The ransomware group Black Basta has been observed by researchers aggressively using the QakBot trojan to target primarily companies based in the United States.
In a Wednesday threat alert, the Cybereason researchers said they began observing Nov. 14 that more than 10 customer environments were infected by a particularly aggressive campaign using QakBot to gain initial entry and often led to the Black Basta ransomware being deployed. The infections began with phishing emails that led to malicious URLs.
The group emerged in April and has targeted companies in the U.S., Canada, UK, Australia and New Zealand, primarily using double-extortion tactics.

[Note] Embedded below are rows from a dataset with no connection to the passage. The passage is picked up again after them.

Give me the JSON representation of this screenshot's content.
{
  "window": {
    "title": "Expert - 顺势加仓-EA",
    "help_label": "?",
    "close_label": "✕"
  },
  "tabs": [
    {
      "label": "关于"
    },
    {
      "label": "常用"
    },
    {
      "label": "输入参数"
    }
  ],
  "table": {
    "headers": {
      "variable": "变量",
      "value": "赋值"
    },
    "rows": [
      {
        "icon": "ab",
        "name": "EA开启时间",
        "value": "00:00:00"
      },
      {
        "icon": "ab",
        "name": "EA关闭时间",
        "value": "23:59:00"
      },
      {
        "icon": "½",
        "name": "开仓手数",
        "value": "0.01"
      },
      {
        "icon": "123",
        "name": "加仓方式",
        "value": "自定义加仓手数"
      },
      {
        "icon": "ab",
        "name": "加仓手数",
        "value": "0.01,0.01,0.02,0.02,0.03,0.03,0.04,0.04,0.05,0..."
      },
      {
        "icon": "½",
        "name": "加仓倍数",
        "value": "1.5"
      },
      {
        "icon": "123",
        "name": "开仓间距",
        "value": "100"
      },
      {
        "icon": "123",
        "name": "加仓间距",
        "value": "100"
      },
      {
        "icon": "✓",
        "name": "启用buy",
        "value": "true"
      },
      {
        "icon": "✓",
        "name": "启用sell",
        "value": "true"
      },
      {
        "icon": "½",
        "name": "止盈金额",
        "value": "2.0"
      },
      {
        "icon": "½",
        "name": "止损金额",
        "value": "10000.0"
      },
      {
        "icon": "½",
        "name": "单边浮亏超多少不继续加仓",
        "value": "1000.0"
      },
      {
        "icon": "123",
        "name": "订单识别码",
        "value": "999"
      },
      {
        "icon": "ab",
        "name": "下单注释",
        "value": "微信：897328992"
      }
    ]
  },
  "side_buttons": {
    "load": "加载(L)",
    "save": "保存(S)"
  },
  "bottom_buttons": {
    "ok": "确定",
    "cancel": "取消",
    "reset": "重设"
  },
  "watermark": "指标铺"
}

QakBot has been used to steal financial data, but also installs a backdoor allowing the threat actor to drop additional malware, namely ransomware, the researchers said.
In their post, the Cybereason researchers detail how an attack scenario started from a QakBot infection, which resulted in Cobalt Strike being loaded on multiple machines before the ransomware was deployed. The researchers also said they observed a tactic on more than one victim who was locked out of the network by disabling DNS services, making recovery more difficult.
They noted that the threat actor obtained domain administrator privileges in less than two hours and moved to ransomware deployment in less than 12 hours.
“Given all of these observations, we recommend that security and detection teams keep an eye out for this campaign, since it can quickly lead to severe IT infrastructure damage.”
Cybereason has indicators of compromise (IoCs), including a list of IP addresses to block, as well as recommendations for its customers, at the blog post.